Das Ausgangsfoto dieses Beitrages betont diese romantische Seite der Wahrnehmung. Ich habe eine Landschaft, die in Wirklichkeit allerdings auch wieder eine Kulturlandschaft ist, wahrgenommen, die mir beim Durchwandern und Betrachten etwas gegeben hat, das in Worte nicht wirklich gefasst werden kann, das aber etwas »Erhabenes« für mich an sich hatte. Gleichzeitig wurde ich in dieser Landschaft mit den Erfolgen aufgeklärter Technologie konfrontiert, die dem Menschen die Verwirklichung des Traums vom Fliegen geschenkt hat, wenn auch unter anderem um den Preis des Lärms beim Starten und Landen der Flugzeuge.
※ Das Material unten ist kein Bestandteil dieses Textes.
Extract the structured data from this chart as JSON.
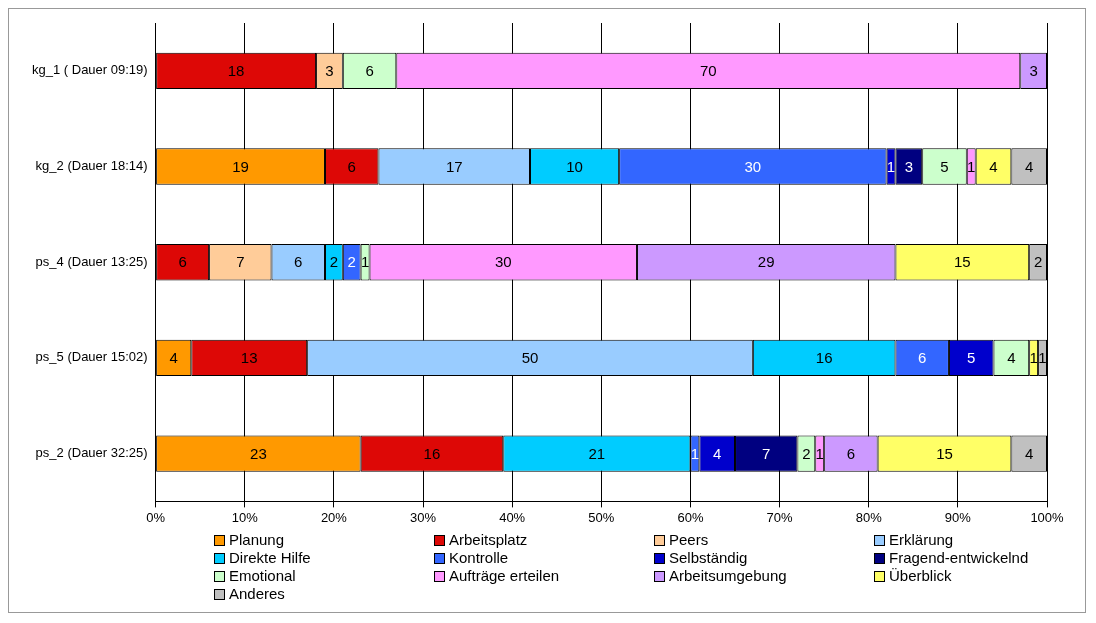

Vielleicht ging es den Romantikern in ihrer Auseinandersetzung mit der Aufklärung, der sie von heute betrachtet womöglich weniger entgegen arbeiteten, als sie selbst es mindestens in Teilen wahrgenommen haben mögen, ähnlich: Sie brachten die Entwicklung des aufgeklärten Denkens und die damit verbundenen Entzauberung der Welt nicht so einfach zusammen mit dem Zauber der Welt, den sie im Mythos, in der Religion, in längst vergangenen Zeiten des Mittelalters wahrnahmen. Und sie wollten den Blick für diesen Zauber offenhalten.
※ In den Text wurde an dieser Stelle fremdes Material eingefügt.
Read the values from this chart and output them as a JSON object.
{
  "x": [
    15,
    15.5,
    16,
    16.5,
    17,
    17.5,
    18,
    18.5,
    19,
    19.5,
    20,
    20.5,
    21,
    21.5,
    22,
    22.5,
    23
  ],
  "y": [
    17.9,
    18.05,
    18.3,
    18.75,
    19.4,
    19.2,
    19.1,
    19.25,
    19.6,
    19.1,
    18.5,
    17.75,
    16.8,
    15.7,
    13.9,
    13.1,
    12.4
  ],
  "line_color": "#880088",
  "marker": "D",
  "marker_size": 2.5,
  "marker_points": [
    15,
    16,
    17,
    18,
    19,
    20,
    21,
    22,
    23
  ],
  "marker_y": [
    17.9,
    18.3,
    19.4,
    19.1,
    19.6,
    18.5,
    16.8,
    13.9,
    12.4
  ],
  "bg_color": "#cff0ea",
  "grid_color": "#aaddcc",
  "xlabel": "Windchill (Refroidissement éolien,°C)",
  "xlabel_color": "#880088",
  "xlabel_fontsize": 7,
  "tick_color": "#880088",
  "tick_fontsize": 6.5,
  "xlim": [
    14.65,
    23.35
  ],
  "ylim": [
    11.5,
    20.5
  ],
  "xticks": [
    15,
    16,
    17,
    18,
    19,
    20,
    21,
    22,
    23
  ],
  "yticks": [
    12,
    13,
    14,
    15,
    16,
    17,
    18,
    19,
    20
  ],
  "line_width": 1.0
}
In diesem Sinne erlebte ich diese Landschaft nahe Frankfurt, aber es ging mir auch durch den Sinn, dass ich all die vielen im Internet in unterschiedlichen Kontexten, von denen Instagram nur der bekannteste ist, veröffentlichten Fotografien oft genau so lese: Mit der Wahl des Bildausschnitts und den verfügbaren Mitteln zur Bildbearbeitung bzw. zur Gestaltung mit Filtern bringen viele dort ihren Blick auf die Welt (und auf sich selbst im Selfie) zum Ausdruck, der idealisiert ist, der einen Teil der Welt sichtbar machen will, der hinter der Welt steht, die man da gerade fotografiert. Kaum ein Sonnenuntergang ist so farbenfroh, wie man ihn auf Instagram zeigt; kaum eine Sommerlandschaft mit so warmen Tonwerten überschüttet, wie auf Instagram zu sehen.
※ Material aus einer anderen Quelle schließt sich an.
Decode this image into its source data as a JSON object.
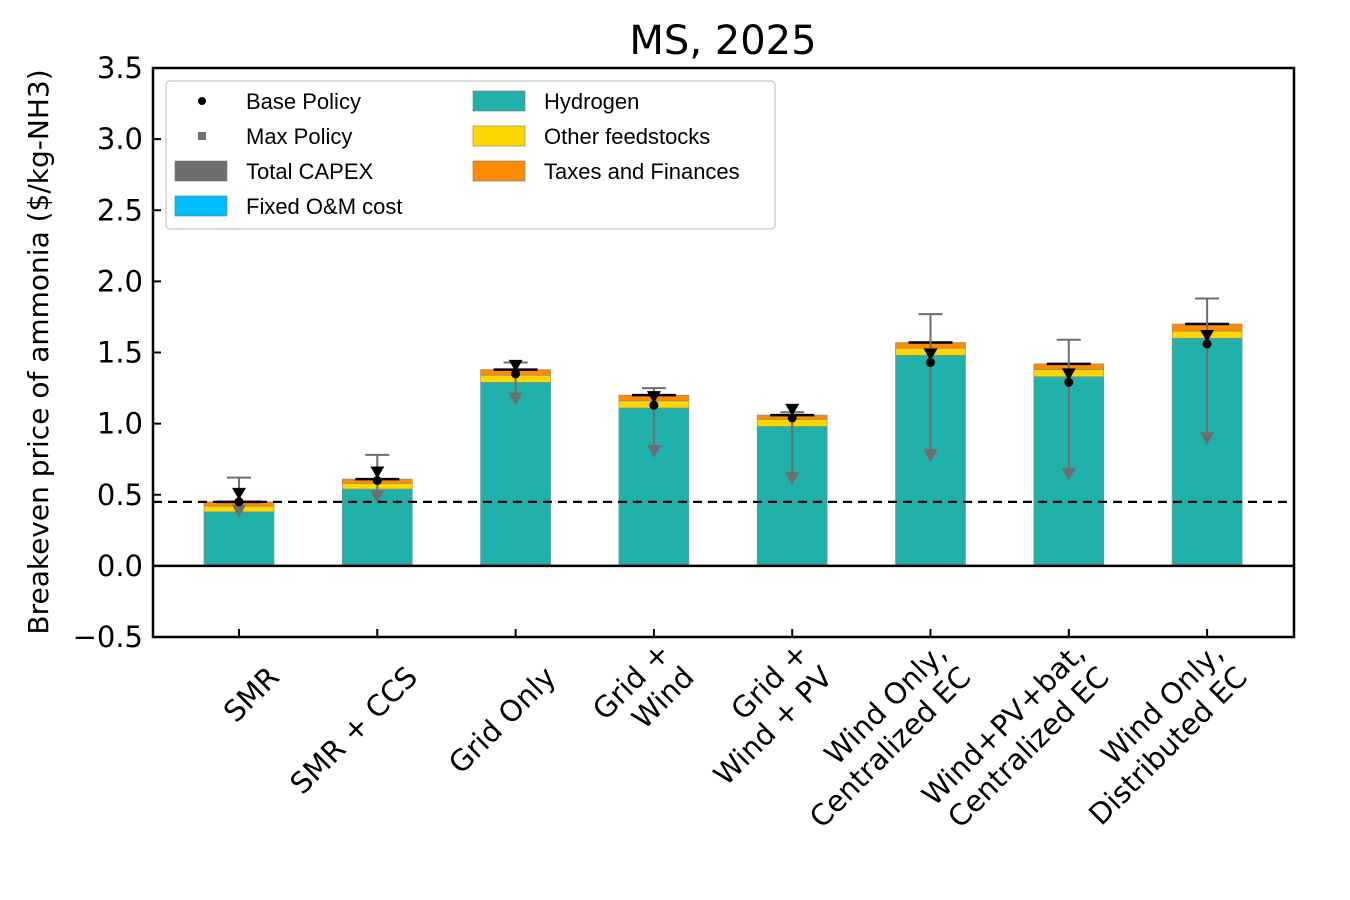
{
  "chart_data": {
    "type": "bar",
    "stacked": true,
    "title": "MS, 2025",
    "ylabel": "Breakeven price of ammonia ($/kg-NH3)",
    "xlabel": "",
    "ylim": [
      -0.5,
      3.5
    ],
    "yticks": [
      -0.5,
      0.0,
      0.5,
      1.0,
      1.5,
      2.0,
      2.5,
      3.0,
      3.5
    ],
    "ytick_labels": [
      "−0.5",
      "0.0",
      "0.5",
      "1.0",
      "1.5",
      "2.0",
      "2.5",
      "3.0",
      "3.5"
    ],
    "categories": [
      [
        "SMR"
      ],
      [
        "SMR + CCS"
      ],
      [
        "Grid Only"
      ],
      [
        "Grid +",
        "Wind"
      ],
      [
        "Grid +",
        "Wind + PV"
      ],
      [
        "Wind Only,",
        "Centralized EC"
      ],
      [
        "Wind+PV+bat,",
        "Centralized EC"
      ],
      [
        "Wind Only,",
        "Distributed EC"
      ]
    ],
    "series": [
      {
        "name": "Total CAPEX",
        "color": "#6e6e6e",
        "values": [
          0.0,
          0.0,
          0.0,
          0.0,
          0.0,
          0.0,
          0.0,
          0.0
        ]
      },
      {
        "name": "Fixed O&M cost",
        "color": "#00bfff",
        "values": [
          0.01,
          0.01,
          0.01,
          0.01,
          0.01,
          0.01,
          0.01,
          0.01
        ]
      },
      {
        "name": "Hydrogen",
        "color": "#20b2aa",
        "values": [
          0.37,
          0.53,
          1.28,
          1.1,
          0.97,
          1.47,
          1.32,
          1.59
        ]
      },
      {
        "name": "Other feedstocks",
        "color": "#ffd700",
        "values": [
          0.04,
          0.04,
          0.05,
          0.05,
          0.05,
          0.05,
          0.05,
          0.05
        ]
      },
      {
        "name": "Taxes and Finances",
        "color": "#ff8c00",
        "values": [
          0.03,
          0.03,
          0.04,
          0.04,
          0.03,
          0.04,
          0.04,
          0.05
        ]
      }
    ],
    "totals": [
      0.45,
      0.61,
      1.38,
      1.2,
      1.06,
      1.57,
      1.42,
      1.7
    ],
    "base_policy": [
      0.45,
      0.6,
      1.35,
      1.13,
      1.04,
      1.43,
      1.29,
      1.56
    ],
    "max_policy": [
      0.38,
      0.48,
      1.17,
      0.8,
      0.61,
      0.77,
      0.64,
      0.89
    ],
    "error_upper": [
      0.62,
      0.78,
      1.43,
      1.25,
      1.08,
      1.77,
      1.59,
      1.88
    ],
    "reference_line": 0.45,
    "legend": {
      "placement": "top-left",
      "entries": [
        {
          "label": "Base Policy",
          "kind": "marker",
          "color": "#000000"
        },
        {
          "label": "Max Policy",
          "kind": "square",
          "color": "#6e6e6e"
        },
        {
          "label": "Total CAPEX",
          "kind": "patch",
          "color": "#6e6e6e"
        },
        {
          "label": "Fixed O&M cost",
          "kind": "patch",
          "color": "#00bfff"
        },
        {
          "label": "Hydrogen",
          "kind": "patch",
          "color": "#20b2aa"
        },
        {
          "label": "Other feedstocks",
          "kind": "patch",
          "color": "#ffd700"
        },
        {
          "label": "Taxes and Finances",
          "kind": "patch",
          "color": "#ff8c00"
        }
      ]
    },
    "grid": false
  }
}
Wir sind Romantiker, aber vielleicht solche, die in der Lage sind, das aufgeklärte Denken und dessen Folgen mit dem romantischen Blick auf die Welt zu verbinden, wobei wir gerade den romantischen Blick des Wiederverzauberns der Welt brauchen, um Wege finden zu können, die der zerstörerischen Kraft des Homo Fabers gegenüber der Welt Einhalt gebieten können. Wir brauchen den Blick, der das Geheimnis in nahezu allem, das uns begegnet, wieder sucht und mittels Darstellungen auch für Dritte als Geheimnis erfahrbar werden lässt. Wenn wir heute fotografieren, Bilder verbessern und mittels Filtern Motive intensivieren, dann ist das eine Möglichkeit zur Schulung dieses Blicks des Romantikers. Was steckt nicht alles in den Bildern und deren Wirkung, was auf den ersten Blick nicht zu erkennen ist. Es ist zwar nach wie vor der Fotograf, der die guten Bilder macht, aber zum Schluss ist es ein Algorithmus, der eingesetzt wird, um die Bilder für deren Betrachter zu öffnen, sodass diese über das Bild zu dem gelangen können, was hinter dem Bild stecken könnte. Und so »leben« hier die Rationalität eines Algorithmus und die Sehnsucht des romantischen Menschen friedlich nebeneinander.